I wish I could have afforded a therapist at the time—the exorbitantly expensive insurance I got through the marketplace as a freelance writer didn’t cover therapy (and mine still doesn’t). I would have attempted to overcome this mental block with professional help. At the time, I understood clearly why I couldn't get hard our first attempt at sex, but it really wasn't that big of a deal. When I told Simon that this sometimes happens when I have a crush on someone, he was flattered. He didn't make me feel bad, and he wasn't worried that it had to do with a lack of physical attraction. That's why it was particularly baffling that the mental block remained.
Looking back at it, a part of me wonders if I avoided becoming even more intimate with Simon out of fear of getting hurt. The thing is, we were in a polyamorous relationship, my first one, and Simon had a wife of nine years. While I knew he cared and loved me just as much as his wife, I think deep down, I feared I’d come second. If something happened, some conflict—or maybe even something less dramatic, like his wife getting a life-changing job in another city—I’d be “left behind.” I feared giving my heart to a man where there was little chance of living happily ever after.
Still, there were times when our sex was fabulous, and it was when we were having sex with other people. We had threesomes, foursomes, and group sex often; after those experiences, I felt closer with Simon—both intimately and romantically.
There’s something about kissing your partner or looking into their eyes while they're having sex with another person that’s incredibly intimate. Maybe it has something to do with trust. It’s knowing that even though they’re having this special moment with someone else, they still love you. They still want to be with you. Compersion likely played a role, too. I was happy he was having good sex, and since I loved him, that made me happy.
The bond I felt with Simon after having sex with other people together might have less to do with the act of sex, and more to do with the buildup to sex. The most fun I had with Simon was flirting with other people/couples as a unit. The two of us had a flirty banter where we talk up one another—highlighting our strengths and the things we love about each other. In a way, it validated our relationship. It showed how good we are together when we work as a team. We also felt affirmed when others would say things like, “You two guys truly make the perfect couple.” In many ways, we did.
The first night I sad I love you to Simon, we were on date with another couple. We’d finished dinner at a gay bar, then Simon and I drove back in our car to the other couple’s house for “dessert.” We parked the car outside their apartment, and before I heading in, I turned to Simon and said, “You know I love you.” This was the first time I had said those three words. He said, “I love you, too.” Then we went inside and both bottomed for these hung daddies. The two of us made eye contact and kissed when positions allowed.

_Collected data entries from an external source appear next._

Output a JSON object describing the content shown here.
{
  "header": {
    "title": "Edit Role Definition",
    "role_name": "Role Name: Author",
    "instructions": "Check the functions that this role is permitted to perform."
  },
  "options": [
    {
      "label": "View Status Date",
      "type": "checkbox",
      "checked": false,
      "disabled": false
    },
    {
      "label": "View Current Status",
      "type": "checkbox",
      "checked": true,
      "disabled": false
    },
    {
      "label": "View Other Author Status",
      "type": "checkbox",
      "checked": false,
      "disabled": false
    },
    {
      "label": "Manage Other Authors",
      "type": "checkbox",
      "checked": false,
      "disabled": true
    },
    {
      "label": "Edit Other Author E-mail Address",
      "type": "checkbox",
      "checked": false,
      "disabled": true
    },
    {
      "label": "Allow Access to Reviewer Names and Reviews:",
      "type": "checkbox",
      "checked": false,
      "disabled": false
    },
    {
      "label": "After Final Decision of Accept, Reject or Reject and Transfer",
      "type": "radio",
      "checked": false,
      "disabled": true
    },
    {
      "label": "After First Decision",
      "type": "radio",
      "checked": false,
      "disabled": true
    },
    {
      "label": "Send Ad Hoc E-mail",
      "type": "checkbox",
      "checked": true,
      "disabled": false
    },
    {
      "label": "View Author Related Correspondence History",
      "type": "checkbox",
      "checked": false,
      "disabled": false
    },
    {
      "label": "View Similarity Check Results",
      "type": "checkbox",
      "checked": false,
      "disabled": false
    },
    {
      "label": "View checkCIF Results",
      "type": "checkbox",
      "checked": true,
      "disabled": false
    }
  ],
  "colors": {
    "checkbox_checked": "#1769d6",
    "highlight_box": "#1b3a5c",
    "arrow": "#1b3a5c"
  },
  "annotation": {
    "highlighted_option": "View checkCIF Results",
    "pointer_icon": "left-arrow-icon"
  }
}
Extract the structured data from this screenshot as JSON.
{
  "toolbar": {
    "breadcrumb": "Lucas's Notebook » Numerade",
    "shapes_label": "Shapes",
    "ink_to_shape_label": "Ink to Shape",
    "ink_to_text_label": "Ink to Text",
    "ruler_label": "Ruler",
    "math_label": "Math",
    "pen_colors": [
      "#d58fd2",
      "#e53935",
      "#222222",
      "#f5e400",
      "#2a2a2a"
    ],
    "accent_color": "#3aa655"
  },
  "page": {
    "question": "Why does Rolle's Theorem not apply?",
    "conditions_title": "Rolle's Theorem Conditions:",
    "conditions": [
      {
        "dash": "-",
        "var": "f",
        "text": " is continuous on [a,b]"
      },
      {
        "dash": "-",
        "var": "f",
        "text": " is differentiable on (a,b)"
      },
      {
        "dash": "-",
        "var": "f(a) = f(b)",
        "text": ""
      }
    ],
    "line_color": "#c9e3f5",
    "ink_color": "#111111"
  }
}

I look back at the evening as one of the best, most intimate moments of my entire life. Again, I couldn't tell you exactly why. All I know is how close I felt with Simon after we both got fucked by these other men. And when the night finished, and we headed back to our apartment, we snuggled up together, cuddling harder than we ever had before.
That feeling of compersion I got from us having sex with other people helped break down the mental block I had with Simon. It allowed us to be intimate sexually without the two of us having penetrative sex. I'm aware it was potentially a stopgap solution. I wish I didn't just rely on this to elevate our sex life, and I put in the work to further break down my mental block. But I am grateful that for the year we dated, it did work.
Simon and I have been broken up for three years now. We broke up in part because of our sex life and in part for other non-sex related issues. Since Simon, I and the people I've dated still have sex with other people as a unit, and it's brought me and my new partners closer together, too. However, now I don't use it as the only method to bond with my partner—I also make sure we have a fulfilling sex life one-on-one.